La mission confiée à l'avocat dans ce cadre résulte de l'article préliminaire de la 'convention de mandat et d'honoraires' régularisée entre les parties le 11 octobre 2010, selon lequel 'Maître [F] est chargé, dans le cadre de la présente convention d'honoraires, de représenter et de défendre les intérêts de M. [K] [U] et Mme [N] [E] dans le cadre d'une expertise judiciaire, en ce compris la procédure de référé-expertise et concernant une affaire les opposant à Mme [M] et la SCI [14].'
Il n'est pas contesté que M. [F] a, pour l'exécution de cette mission, saisi le juge des référés d'une demande d'expertise judiciaire, qui a été ordonnée, puis d'une demande de complément d'expertise, qui a été rejetée par ordonnance de référé du 30 octobre 2012. En application de l'article 490 du code de procédure civile, cette dernière décision était susceptible d'un appel dans le délai de 15 jours, voie de recours dont il est constant qu'elle n'a pas été mise en oeuvre.
Cette mission a donné lieu à l'établissement par M. [F] d'une facture le 29 octobre 2012, qui a été transmise à la compagnie [12], assureur protection juridique des consorts [U]-[E], et réglée par elle.
Par ailleurs, il ressort des pièces produites aux débats qu'en suite de l'achèvement de cette mission, M. [F] a adressé le 15 novembre 2012 aux consorts [U]-[E] un mail les interrogeant expressément sur leur volonté de lui confier un mandat pour mettre en oeuvre une procédure au fond à l'encontre notamment de la SCI [14]. Or, il n'est justifié d'aucune réponse positive qui aurait été donnée à cette demande par les appelants, et il n'est en tout état de cause produit aux débats aucune nouvelle convention qui serait intervenue entre les parties au sujet de l'engagement d'une procédure au fond.
S'il est certes établi, et d'ailleurs non contesté par l'intimé, que celui-ci est ultérieurement intervenu aux côtés des consorts [U]-[E] dans le cadre d'une tentative de règlement amiable du litige à l'égard de la seule Mme Mme [M], cette intervention avait clairement un objet étranger à l'engagement de la responsbailité de la SCI [14], comme étant de nature extra-judiciaire, et n'impliquant pas cette dernière.
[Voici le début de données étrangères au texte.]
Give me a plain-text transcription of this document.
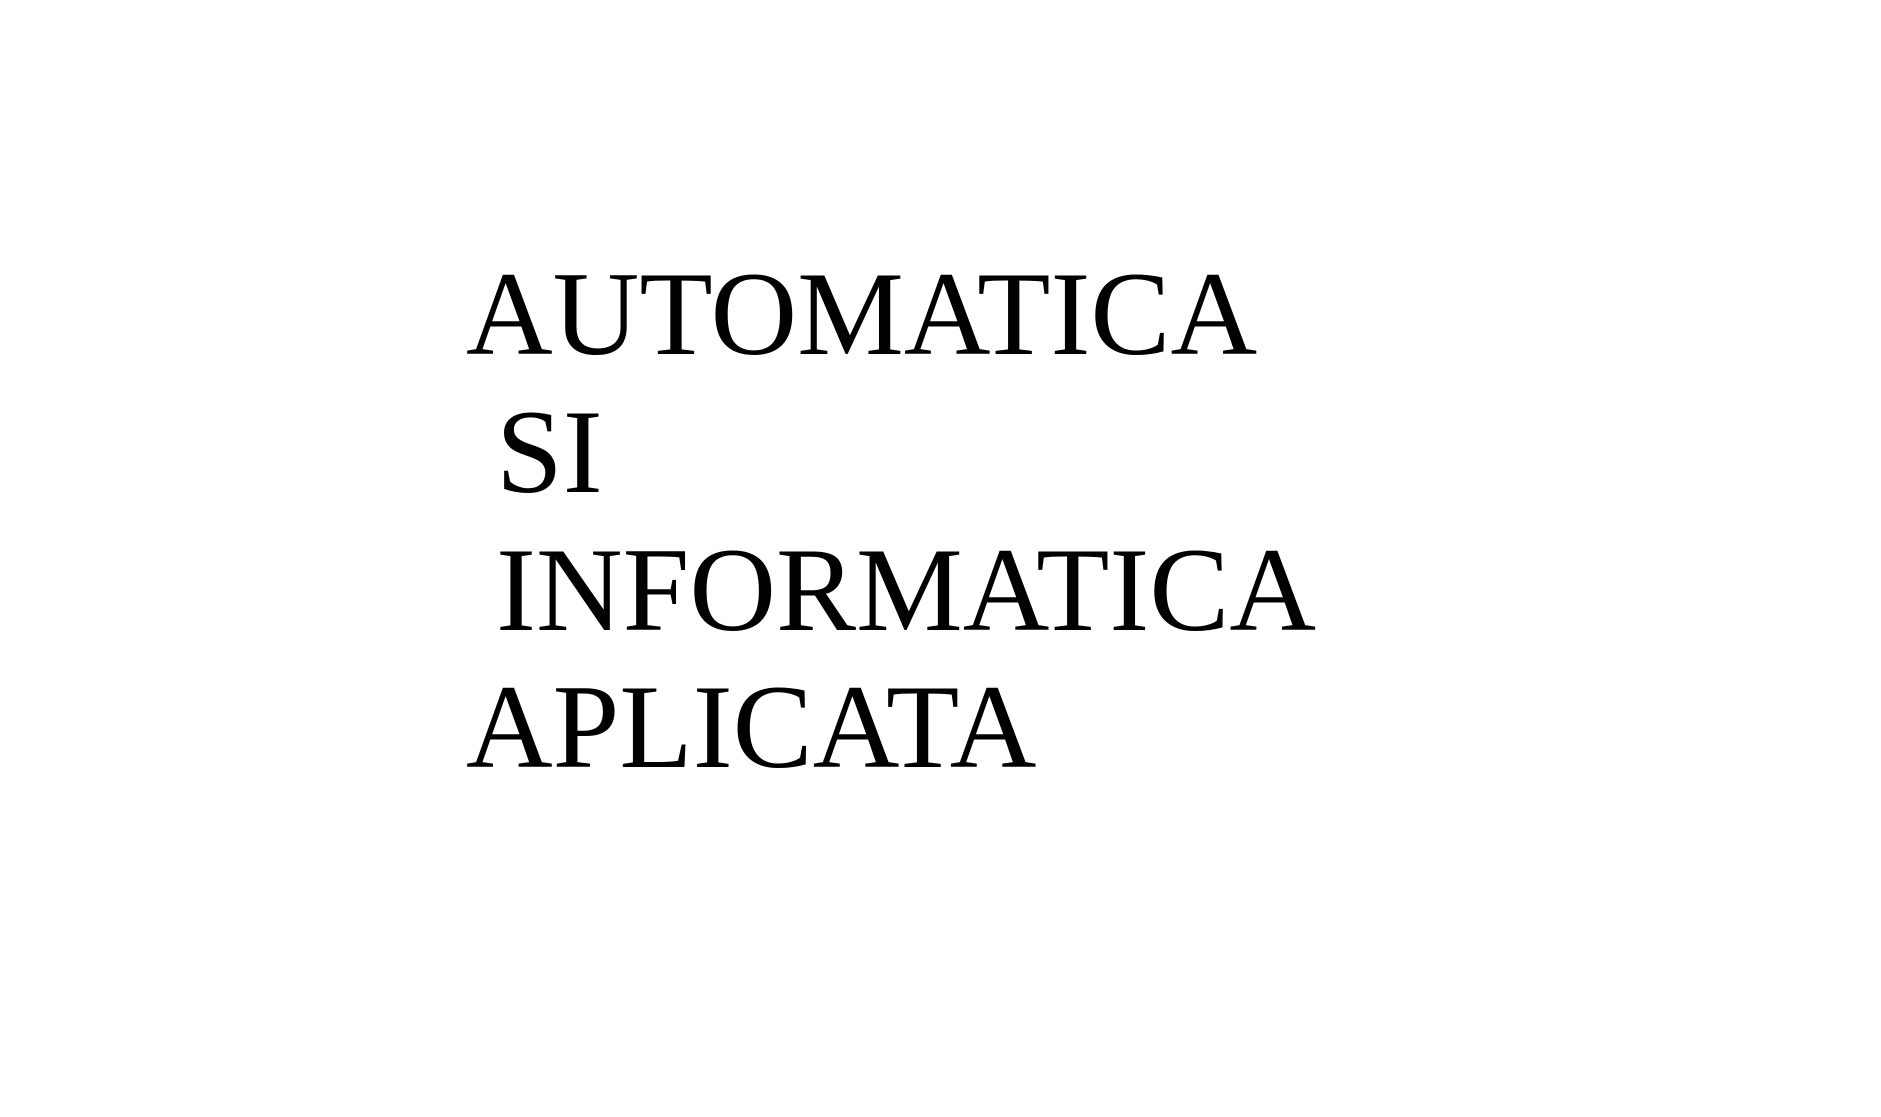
AUTOMATICA

SI

INFORMATICA

APLICATA
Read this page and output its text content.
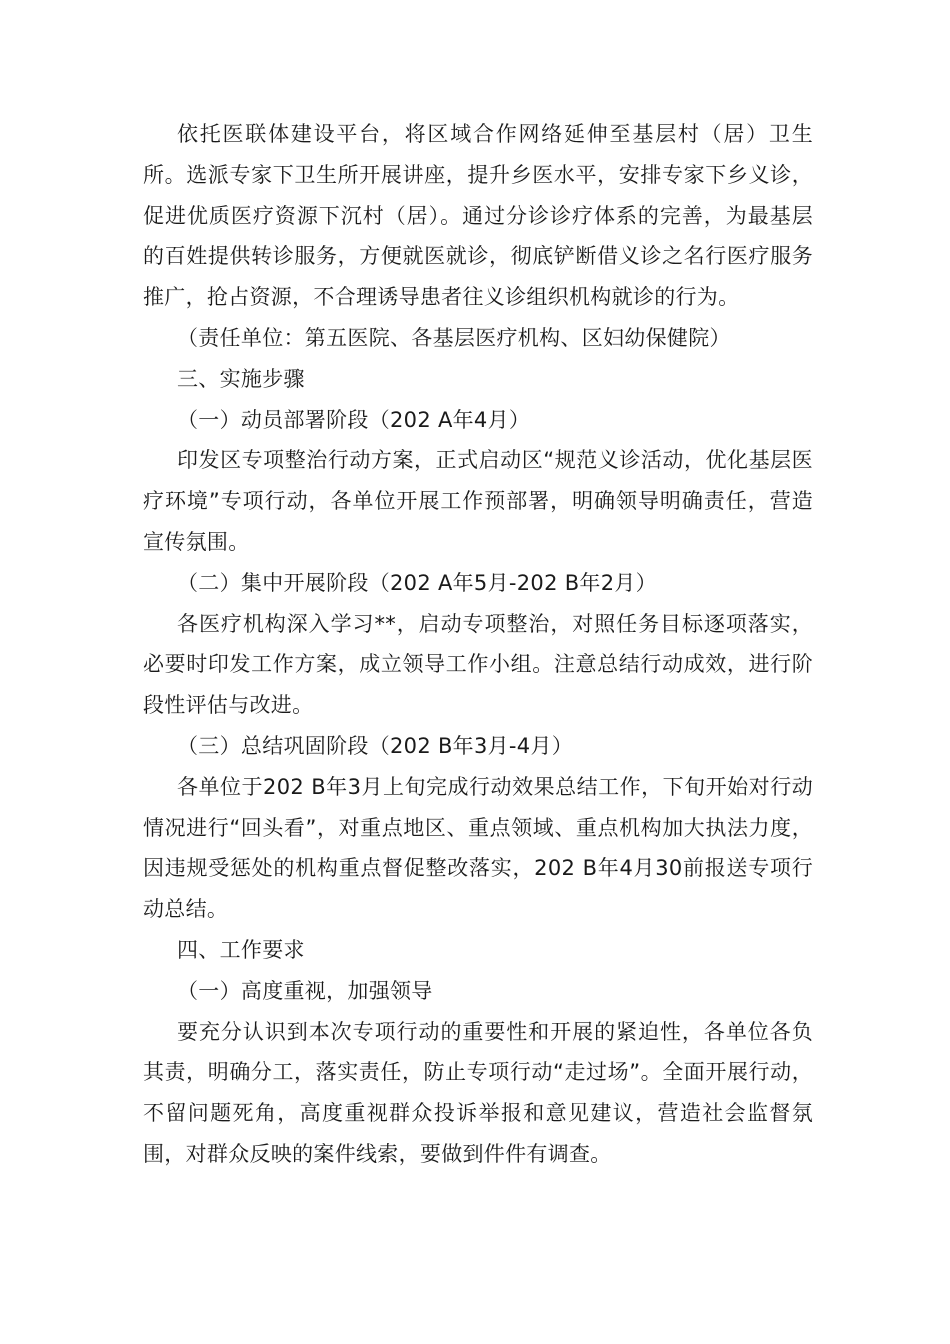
依托医联体建设平台，将区域合作网络延伸至基层村（居）卫生所。选派专家下卫生所开展讲座，提升乡医水平，安排专家下乡义诊，促进优质医疗资源下沉村（居）。通过分诊诊疗体系的完善，为最基层的百姓提供转诊服务，方便就医就诊，彻底铲断借义诊之名行医疗服务推广，抢占资源，不合理诱导患者往义诊组织机构就诊的行为。

（责任单位：第五医院、各基层医疗机构、区妇幼保健院）

三、实施步骤

（一）动员部署阶段（202 A年4月）

印发区专项整治行动方案，正式启动区“规范义诊活动，优化基层医疗环境”专项行动，各单位开展工作预部署，明确领导明确责任，营造宣传氛围。

（二）集中开展阶段（202 A年5月-202 B年2月）

各医疗机构深入学习**，启动专项整治，对照任务目标逐项落实，必要时印发工作方案，成立领导工作小组。注意总结行动成效，进行阶段性评估与改进。

（三）总结巩固阶段（202 B年3月-4月）

各单位于202 B年3月上旬完成行动效果总结工作，下旬开始对行动情况进行“回头看”，对重点地区、重点领域、重点机构加大执法力度，因违规受惩处的机构重点督促整改落实，202 B年4月30前报送专项行动总结。

四、工作要求

（一）高度重视，加强领导

要充分认识到本次专项行动的重要性和开展的紧迫性，各单位各负其责，明确分工，落实责任，防止专项行动“走过场”。全面开展行动，不留问题死角，高度重视群众投诉举报和意见建议，营造社会监督氛围，对群众反映的案件线索，要做到件件有调查。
Dans ces conditions, cette intervention ne peut pas s'analyser comme constituant la poursuite de la mission confiée à M. [F] par le mandat du 11 octobre 2010.
La seule mission confiée à l'avocat en relation avec la SCI [14] a donc pris fin avec l'ordonnance de référé du 30 octobre 2012. Les délais de recours ouverts contre celle-ci étant expirés depuis plus de 5 ans à la date à laquelle les consorts [E]-[U] ont fait assigner M. [F] aux fins d'engagement de sa responsabilité professionnelle, soit le 17 décembre 2019, leur action était prescrite.
Les demandes des consorts [U]-[E] seront donc déclarées irrecevables, le jugement entrepris étant infirmé en ce sens.
La décision déférée sera confirmée en ce qu'elle a rejeté la demande indemnitaire formée par M. [F] pour procédure abusive et vexatoire, l'irrecevabilité des demandes ne suffisant pas en elle-même à caractériser un abus de la part des consorts [U]-[E], et le premier juge ayant relevé à juste titre que l'engagement de sa responsabilité professionnelle, fût-ce à tort, constituait pour l'avocat un risque consubstantiel à l'exercice de sa profession, qui rend peu vraisemblable l'allégation du développement d'une phobie, alors au demeurant qu'il n'est pas justifié que l'affaire ait connu un retentissement tel qu'elle aurait préjudicié de manière particulière à l'image de l'intéressé auprès de sa clientèle.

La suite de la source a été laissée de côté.